Larry Bourckel prays during the Easter Sunrise Service for… (Amy Davis, Baltimore Sun )
The day's first light tinted the dark sky and chased away the full moon Sunday as worshipers picked their way across the hillside at Beachmont Christian Camp in Kingsville.
Frost-covered grass crunched underfoot as families and couples bundled in ski jackets and blankets arrived, some clutching cups of coffee. Most held a copy of the Easter sunrise service program.
"Over the years, it's snowed, it's rained and it's been a little colder than this, but they keep coming," said Paul Twining, the director of Beachmont Christian Ministries.
Several hundred people filled folding chairs, sat on rocks or stood for the 45-minute, nondenominational service conducted by Twining; Dave Moyer, director of the Maryland Bible Society; and Dan Dubell, president of International Care Inc., which works with orphanages.
The scene was repeated at dawn across Maryland on Sunday, from the boardwalk at Ocean City to the Tolchester Beach Bandstand in St. Michaels, and from Joe Cannon Stadium in Hanover to Tydings Park in Havre de Grace.

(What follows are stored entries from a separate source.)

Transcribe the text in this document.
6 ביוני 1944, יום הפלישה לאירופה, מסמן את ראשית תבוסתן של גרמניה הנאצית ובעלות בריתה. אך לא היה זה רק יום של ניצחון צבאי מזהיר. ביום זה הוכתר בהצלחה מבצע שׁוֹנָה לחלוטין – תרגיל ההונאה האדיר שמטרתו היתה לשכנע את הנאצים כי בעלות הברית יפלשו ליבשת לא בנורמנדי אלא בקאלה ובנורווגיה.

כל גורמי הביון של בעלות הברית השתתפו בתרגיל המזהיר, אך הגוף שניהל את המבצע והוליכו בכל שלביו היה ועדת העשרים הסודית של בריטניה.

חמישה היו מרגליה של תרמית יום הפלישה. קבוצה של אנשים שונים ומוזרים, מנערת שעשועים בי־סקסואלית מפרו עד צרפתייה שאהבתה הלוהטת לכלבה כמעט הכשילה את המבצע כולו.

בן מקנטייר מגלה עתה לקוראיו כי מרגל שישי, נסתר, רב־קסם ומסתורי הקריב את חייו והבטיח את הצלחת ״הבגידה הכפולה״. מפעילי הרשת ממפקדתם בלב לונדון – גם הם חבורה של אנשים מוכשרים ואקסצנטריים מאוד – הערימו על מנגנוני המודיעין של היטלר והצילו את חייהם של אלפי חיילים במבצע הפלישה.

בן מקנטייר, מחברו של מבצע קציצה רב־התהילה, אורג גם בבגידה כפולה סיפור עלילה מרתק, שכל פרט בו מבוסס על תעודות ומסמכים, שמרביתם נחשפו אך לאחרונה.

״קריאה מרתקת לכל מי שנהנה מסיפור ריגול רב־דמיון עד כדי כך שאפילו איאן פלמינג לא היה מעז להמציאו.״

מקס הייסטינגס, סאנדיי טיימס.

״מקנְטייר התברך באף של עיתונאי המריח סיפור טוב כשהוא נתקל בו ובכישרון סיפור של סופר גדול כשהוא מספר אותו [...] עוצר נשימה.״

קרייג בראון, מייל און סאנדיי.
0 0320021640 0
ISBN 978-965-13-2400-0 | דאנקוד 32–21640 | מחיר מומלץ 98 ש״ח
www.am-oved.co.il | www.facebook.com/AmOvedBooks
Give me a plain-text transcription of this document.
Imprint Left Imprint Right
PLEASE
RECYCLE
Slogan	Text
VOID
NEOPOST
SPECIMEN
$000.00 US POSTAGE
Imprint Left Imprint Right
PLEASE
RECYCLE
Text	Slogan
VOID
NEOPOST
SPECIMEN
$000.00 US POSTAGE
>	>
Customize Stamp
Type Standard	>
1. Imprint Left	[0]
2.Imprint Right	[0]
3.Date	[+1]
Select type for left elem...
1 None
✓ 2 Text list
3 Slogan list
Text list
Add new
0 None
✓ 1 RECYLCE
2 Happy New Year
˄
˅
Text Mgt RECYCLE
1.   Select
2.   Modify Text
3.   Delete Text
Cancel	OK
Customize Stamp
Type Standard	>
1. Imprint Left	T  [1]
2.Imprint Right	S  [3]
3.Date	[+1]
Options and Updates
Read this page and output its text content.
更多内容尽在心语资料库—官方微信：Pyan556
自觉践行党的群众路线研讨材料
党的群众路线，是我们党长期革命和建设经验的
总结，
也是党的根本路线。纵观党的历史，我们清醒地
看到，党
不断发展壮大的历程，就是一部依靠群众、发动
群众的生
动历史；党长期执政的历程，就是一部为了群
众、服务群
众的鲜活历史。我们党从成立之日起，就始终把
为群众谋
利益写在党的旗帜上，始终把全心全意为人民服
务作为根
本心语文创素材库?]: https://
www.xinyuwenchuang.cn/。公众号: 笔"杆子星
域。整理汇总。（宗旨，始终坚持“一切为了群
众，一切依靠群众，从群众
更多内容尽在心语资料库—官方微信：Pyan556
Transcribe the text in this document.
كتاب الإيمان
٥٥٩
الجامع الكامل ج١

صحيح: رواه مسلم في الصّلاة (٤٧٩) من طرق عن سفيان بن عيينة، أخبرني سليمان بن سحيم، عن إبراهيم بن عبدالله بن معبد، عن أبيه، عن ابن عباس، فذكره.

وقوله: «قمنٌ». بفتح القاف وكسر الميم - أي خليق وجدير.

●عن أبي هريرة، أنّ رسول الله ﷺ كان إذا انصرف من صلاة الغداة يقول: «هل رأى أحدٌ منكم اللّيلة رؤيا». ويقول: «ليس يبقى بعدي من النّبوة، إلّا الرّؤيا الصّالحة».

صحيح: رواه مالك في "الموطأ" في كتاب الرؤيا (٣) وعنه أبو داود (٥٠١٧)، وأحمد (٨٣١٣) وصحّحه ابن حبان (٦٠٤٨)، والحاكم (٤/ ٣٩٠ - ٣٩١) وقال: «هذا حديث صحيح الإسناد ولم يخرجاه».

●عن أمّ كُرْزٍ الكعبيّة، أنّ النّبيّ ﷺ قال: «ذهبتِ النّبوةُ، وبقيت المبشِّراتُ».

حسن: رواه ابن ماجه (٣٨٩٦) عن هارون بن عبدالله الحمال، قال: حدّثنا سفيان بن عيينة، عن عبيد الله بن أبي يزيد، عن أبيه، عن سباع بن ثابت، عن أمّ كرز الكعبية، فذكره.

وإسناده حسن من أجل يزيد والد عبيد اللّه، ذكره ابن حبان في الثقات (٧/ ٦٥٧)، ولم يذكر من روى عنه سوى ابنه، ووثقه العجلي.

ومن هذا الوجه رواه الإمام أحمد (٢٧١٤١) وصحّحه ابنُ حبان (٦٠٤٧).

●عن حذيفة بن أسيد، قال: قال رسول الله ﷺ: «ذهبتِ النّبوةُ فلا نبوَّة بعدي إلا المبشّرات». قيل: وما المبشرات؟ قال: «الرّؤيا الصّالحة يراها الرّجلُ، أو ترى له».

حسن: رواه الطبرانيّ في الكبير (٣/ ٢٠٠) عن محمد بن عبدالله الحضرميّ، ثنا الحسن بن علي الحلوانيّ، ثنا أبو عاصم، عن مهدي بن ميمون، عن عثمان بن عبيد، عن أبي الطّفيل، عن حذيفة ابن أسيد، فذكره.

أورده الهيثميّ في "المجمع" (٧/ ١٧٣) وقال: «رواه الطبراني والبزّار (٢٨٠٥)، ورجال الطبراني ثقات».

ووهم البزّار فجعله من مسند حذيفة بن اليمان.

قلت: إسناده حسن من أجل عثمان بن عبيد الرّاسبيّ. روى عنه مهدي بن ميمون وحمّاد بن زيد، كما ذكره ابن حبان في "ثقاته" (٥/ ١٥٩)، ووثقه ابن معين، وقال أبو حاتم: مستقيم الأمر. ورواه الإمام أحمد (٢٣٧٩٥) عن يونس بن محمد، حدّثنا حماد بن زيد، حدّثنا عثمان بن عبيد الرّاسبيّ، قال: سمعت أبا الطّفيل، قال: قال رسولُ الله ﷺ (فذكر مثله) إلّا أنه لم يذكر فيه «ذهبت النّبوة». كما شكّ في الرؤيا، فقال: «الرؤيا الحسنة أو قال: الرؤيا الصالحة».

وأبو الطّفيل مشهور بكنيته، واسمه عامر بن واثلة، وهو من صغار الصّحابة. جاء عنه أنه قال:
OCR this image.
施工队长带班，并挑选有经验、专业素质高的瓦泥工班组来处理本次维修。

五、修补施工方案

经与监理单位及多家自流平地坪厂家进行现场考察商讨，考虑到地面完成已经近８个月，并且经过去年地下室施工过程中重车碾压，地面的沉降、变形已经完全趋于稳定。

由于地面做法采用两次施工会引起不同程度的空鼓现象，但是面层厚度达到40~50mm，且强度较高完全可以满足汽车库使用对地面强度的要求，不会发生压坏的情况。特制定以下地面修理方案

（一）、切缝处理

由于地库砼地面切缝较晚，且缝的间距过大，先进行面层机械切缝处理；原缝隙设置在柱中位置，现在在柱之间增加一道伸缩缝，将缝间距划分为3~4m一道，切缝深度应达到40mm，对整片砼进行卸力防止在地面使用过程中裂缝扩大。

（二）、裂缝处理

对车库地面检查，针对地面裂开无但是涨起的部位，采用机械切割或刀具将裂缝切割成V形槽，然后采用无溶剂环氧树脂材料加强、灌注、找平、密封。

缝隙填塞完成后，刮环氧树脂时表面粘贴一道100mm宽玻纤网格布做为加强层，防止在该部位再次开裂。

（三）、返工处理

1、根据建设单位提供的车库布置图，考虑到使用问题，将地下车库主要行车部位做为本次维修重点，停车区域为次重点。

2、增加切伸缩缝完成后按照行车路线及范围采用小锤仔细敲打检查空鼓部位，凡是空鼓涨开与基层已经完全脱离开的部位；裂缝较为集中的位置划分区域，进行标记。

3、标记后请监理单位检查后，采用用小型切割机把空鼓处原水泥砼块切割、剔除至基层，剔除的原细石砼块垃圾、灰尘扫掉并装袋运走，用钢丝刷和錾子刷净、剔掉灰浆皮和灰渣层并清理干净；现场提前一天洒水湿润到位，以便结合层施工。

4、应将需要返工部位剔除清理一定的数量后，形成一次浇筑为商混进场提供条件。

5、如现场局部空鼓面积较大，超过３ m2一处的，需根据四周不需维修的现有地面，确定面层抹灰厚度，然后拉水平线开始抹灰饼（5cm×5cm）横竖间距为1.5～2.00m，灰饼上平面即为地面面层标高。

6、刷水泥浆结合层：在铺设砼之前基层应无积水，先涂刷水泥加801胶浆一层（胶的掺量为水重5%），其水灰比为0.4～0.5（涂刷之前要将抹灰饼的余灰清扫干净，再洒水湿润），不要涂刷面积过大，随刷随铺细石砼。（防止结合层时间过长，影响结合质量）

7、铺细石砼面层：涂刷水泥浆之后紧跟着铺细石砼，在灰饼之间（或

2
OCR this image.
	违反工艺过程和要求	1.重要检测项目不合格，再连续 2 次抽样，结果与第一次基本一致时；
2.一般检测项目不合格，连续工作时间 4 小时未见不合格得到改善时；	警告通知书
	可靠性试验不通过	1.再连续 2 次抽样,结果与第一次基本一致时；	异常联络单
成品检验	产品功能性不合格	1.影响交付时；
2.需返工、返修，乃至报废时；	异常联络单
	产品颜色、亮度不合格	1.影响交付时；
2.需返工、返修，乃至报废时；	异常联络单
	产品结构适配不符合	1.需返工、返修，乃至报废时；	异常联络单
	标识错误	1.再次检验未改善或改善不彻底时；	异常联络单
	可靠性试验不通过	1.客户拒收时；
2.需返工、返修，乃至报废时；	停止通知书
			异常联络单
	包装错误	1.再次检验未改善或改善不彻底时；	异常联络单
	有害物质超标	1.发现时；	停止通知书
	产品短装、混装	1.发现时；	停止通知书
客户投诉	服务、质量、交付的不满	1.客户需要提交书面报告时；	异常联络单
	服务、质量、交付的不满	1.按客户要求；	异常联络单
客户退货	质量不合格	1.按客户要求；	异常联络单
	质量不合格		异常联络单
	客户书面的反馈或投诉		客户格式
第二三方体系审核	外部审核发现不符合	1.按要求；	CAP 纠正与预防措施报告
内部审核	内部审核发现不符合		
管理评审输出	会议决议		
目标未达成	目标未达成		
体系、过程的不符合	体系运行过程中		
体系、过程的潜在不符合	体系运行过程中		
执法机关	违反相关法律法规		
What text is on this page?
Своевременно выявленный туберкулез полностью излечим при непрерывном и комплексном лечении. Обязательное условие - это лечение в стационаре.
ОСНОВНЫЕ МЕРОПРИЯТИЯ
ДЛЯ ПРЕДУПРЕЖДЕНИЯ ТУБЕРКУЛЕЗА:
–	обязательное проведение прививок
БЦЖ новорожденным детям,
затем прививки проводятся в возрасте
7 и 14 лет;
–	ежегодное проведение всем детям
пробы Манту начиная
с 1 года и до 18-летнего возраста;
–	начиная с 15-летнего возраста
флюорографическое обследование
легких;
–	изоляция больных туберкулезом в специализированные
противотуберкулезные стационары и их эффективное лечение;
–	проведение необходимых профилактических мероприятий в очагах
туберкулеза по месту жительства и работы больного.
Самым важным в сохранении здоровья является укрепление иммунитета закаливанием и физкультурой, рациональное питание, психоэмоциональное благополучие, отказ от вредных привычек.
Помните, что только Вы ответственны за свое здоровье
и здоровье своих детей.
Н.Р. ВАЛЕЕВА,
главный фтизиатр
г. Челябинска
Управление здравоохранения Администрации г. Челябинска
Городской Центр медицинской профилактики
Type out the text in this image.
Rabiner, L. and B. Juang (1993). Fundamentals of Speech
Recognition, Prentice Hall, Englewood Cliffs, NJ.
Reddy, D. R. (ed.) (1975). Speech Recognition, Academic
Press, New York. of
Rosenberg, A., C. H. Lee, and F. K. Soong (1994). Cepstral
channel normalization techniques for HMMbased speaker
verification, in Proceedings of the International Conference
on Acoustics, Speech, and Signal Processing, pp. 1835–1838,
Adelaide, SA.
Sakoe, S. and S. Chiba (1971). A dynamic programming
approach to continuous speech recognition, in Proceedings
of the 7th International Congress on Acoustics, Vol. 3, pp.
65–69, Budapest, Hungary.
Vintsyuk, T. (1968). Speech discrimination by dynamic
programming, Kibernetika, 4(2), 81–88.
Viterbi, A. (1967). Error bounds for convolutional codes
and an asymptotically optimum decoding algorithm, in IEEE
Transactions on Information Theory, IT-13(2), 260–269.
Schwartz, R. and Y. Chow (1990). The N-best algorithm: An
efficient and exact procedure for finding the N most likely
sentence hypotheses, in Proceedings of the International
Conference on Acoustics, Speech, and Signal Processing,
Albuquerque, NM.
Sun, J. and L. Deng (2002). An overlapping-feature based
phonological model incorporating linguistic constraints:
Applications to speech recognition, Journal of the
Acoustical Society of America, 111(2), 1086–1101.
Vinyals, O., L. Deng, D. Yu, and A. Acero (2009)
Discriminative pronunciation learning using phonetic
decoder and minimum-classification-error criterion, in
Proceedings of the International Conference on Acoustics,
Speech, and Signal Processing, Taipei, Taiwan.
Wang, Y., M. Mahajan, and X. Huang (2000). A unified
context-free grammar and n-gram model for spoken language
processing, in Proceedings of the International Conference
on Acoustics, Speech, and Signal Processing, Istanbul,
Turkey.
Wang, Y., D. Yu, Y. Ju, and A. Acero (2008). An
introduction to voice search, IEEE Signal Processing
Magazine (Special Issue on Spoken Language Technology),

In Washington, thousands of faithful gathered at the Lincoln Memorial on the National Mall to worship and watch the sun rise over the Capitol.
Beachmont has held an outdoor Easter service since 1975, when the camp was little more than a rolling pasture. Since then, volunteers and donors have sculpted the land to create ball fields and playgrounds. A pond fills the base of a natural amphitheater, the setting for the Easter service.
As the sky brightened, a delicate mist danced over the water's glassy surface and birds began to sing.
"It's a peaceful place. You feel the Lord's presence here," said Betty Baker of Hamilton, who has been participating in the Easter sunrise service since it began.
At the water's edge, a small choir sang. On the opposite shore, trumpeter Charlie Phillips pierced the air with a call to worship.
This year, members of the congregation acted out the story of Abraham and Isaac, in which God commands Abraham to sacrifice his only son as a test of faith. In the end, an angel intervenes and a ram entangled in a bush is sacrificed instead.
Two thousand years later, Twining said, a different father sacrificed his only son.
"This time, there is no ram in the thicket. This time, the son will be sacrificed," he said. "As the lamb of God, Jesus took away the sins of the world."
Two men climbed the hillside on the far shore toward two large crosses. One carried a cross, but struggled with it and fell. His companion picked it up to finish the ascent. Together they planted the cross between the other two.
At that, the sun burst above the hill.
Hundreds of voices sang, "Christ the Lord is risen today."
"He is risen," Twining said.
"He is risen indeed," replied the congregation.
After the service, the worshipers gathered in the camp pavilion for hot chocolate and doughnuts. Many said they were on their way to another, more traditional service.
"It starts Easter in the most dramatic way possible," said Phillips, who has been coming to the sunrise service since 1976. "There's a spirit about the place that's contagious. It's just awesome."